# 1965 Schwinn  FLEET bone stock



## Tin machine (Nov 23, 2012)

picked this fleet last week first one i have owned , i have owned a schwinn american , but this is the first fleet , light is missing lens and bulb assmbly ,but other than that it apears to be bone stock


----------



## Buster1 (Nov 23, 2012)

Nice find, good complete bike!


----------



## skydog (Nov 23, 2012)

nice original in flamboyant red! I'm not familiar with this model. To whom did they aim them at? Newsboys, or just a sturdy built bike?


----------



## Tin machine (Nov 24, 2012)

*schwinns target for the fleet ?*



skydog said:


> nice original in flamboyant red! I'm not familiar with this model. To whom did they aim them at? Newsboys, or just a sturdy built bike?

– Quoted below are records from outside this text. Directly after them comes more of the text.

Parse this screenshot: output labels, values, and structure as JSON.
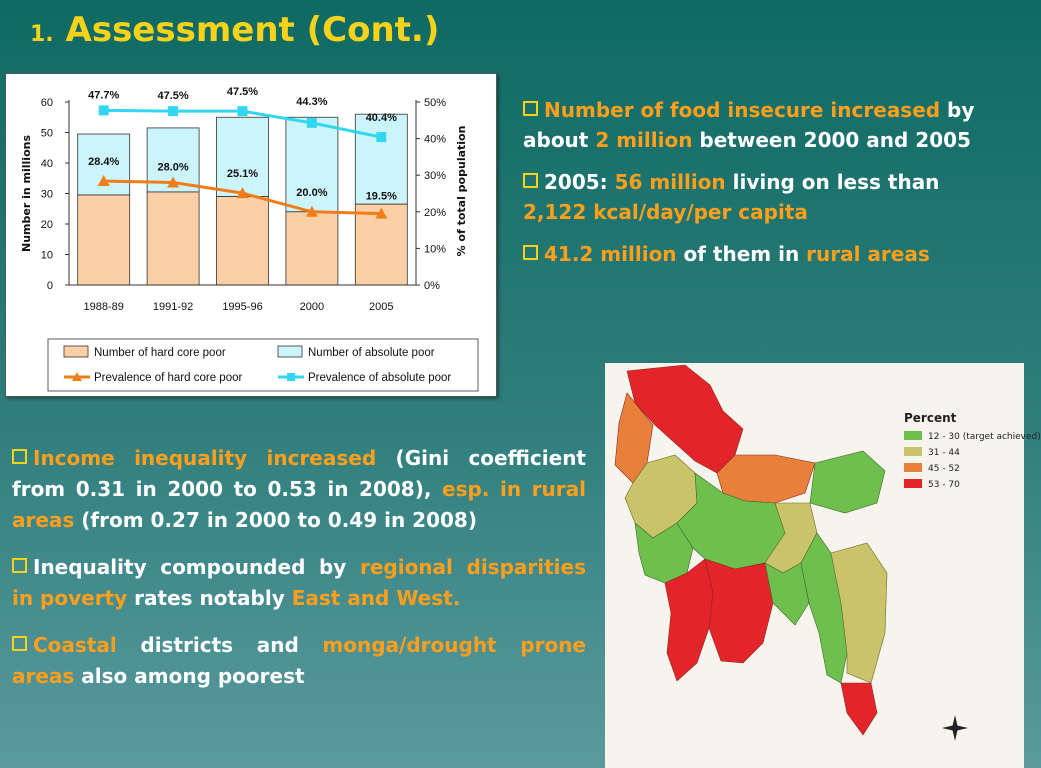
{
  "title": {
    "number": "1.",
    "text": "Assessment (Cont.)"
  },
  "chart_data": {
    "type": "bar",
    "categories": [
      "1988-89",
      "1991-92",
      "1995-96",
      "2000",
      "2005"
    ],
    "series": [
      {
        "name": "Number of hard core poor",
        "kind": "bar",
        "axis": "left",
        "color": "#fbd0a6",
        "values": [
          29.5,
          30.5,
          29,
          24,
          26.5
        ]
      },
      {
        "name": "Number of absolute poor",
        "kind": "bar",
        "axis": "left",
        "color": "#ccf5fb",
        "values": [
          49.5,
          51.5,
          55,
          55,
          56
        ]
      },
      {
        "name": "Prevalence of hard core poor",
        "kind": "line",
        "axis": "right",
        "color": "#f07d18",
        "values": [
          28.4,
          28.0,
          25.1,
          20.0,
          19.5
        ],
        "labels": [
          "28.4%",
          "28.0%",
          "25.1%",
          "20.0%",
          "19.5%"
        ]
      },
      {
        "name": "Prevalence of absolute poor",
        "kind": "line",
        "axis": "right",
        "color": "#33d6f0",
        "values": [
          47.7,
          47.5,
          47.5,
          44.3,
          40.4
        ],
        "labels": [
          "47.7%",
          "47.5%",
          "47.5%",
          "44.3%",
          "40.4%"
        ]
      }
    ],
    "ylabel": "Number in millions",
    "y2label": "% of total population",
    "ylim": [
      0,
      60
    ],
    "y2lim": [
      0,
      50
    ],
    "yticks": [
      "0",
      "10",
      "20",
      "30",
      "40",
      "50",
      "60"
    ],
    "y2ticks": [
      "0%",
      "10%",
      "20%",
      "30%",
      "40%",
      "50%"
    ],
    "legend_position": "bottom"
  },
  "bullets_right": [
    [
      {
        "t": "Number of food insecure increased",
        "o": true
      },
      {
        "t": " by about ",
        "o": false
      },
      {
        "t": "2 million",
        "o": true
      },
      {
        "t": " between 2000 and 2005",
        "o": false
      }
    ],
    [
      {
        "t": "2005: ",
        "o": false
      },
      {
        "t": "56 million",
        "o": true
      },
      {
        "t": " living on less than ",
        "o": false
      },
      {
        "t": "2,122 kcal/day/per capita",
        "o": true
      }
    ],
    [
      {
        "t": "41.2 million",
        "o": true
      },
      {
        "t": " of them in ",
        "o": false
      },
      {
        "t": "rural areas",
        "o": true
      }
    ]
  ],
  "bullets_left": [
    [
      {
        "t": "Income inequality increased",
        "o": true
      },
      {
        "t": " (Gini coefficient from 0.31 in 2000 to 0.53 in 2008), ",
        "o": false
      },
      {
        "t": "esp. in rural areas",
        "o": true
      },
      {
        "t": " (from 0.27 in 2000 to 0.49 in 2008)",
        "o": false
      }
    ],
    [
      {
        "t": "Inequality compounded by ",
        "o": false
      },
      {
        "t": "regional disparities in poverty",
        "o": true
      },
      {
        "t": " rates notably ",
        "o": false
      },
      {
        "t": "East and West.",
        "o": true
      }
    ],
    [
      {
        "t": "Coastal",
        "o": true
      },
      {
        "t": " districts and ",
        "o": false
      },
      {
        "t": "monga/drought prone areas",
        "o": true
      },
      {
        "t": " also among poorest",
        "o": false
      }
    ]
  ],
  "map": {
    "legend_title": "Percent",
    "legend": [
      {
        "label": "12 - 30 (target achieved)",
        "color": "#6fbf4e"
      },
      {
        "label": "31 - 44",
        "color": "#c9c46a"
      },
      {
        "label": "45 - 52",
        "color": "#e8803c"
      },
      {
        "label": "53 - 70",
        "color": "#e3242b"
      }
    ]
  }
}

I personaly think that a red bike is always a attention getter , paint looks fast racey and any young business man would be proud to be caught riding schwinn quality and racing style


----------



## mruiz (Nov 24, 2012)

*One thing*

That all fleets came with painted wheels. I am not trying to bust your bubble, but that is what is in the catalog, states.
 Mitch


----------



## StevieZ (Nov 24, 2012)

That bike is in nice shape. Looks like its ready for a cruise. The Middle Weight Schwinns ride really nice. To bad it did not have a 2 speed.


----------



## Tin machine (Nov 24, 2012)

*i don't think so !!*



mruiz said:


> That all fleets came with painted wheels. I am not trying to bust your bubble, but that is what is in the catalog, states.
> Mitch




i can't amagine this bike with all its chrome , that it would have painted wheels , i am not a expert but i think you are mistaken my friend


----------



## StevieZ (Nov 24, 2012)

I have to agree. I had a black and white one with a nice set of Chrome S-7s on it. eaither way its still a cool bike.


----------



## GTs58 (Nov 24, 2012)

Nice looking Fleet. The equipment specs indicate chrome rims in 65.


----------



## Monark52 (Nov 24, 2012)

Great bike! I love the look of it. Just a good, sturdy bike that you can ride the hell out of.


----------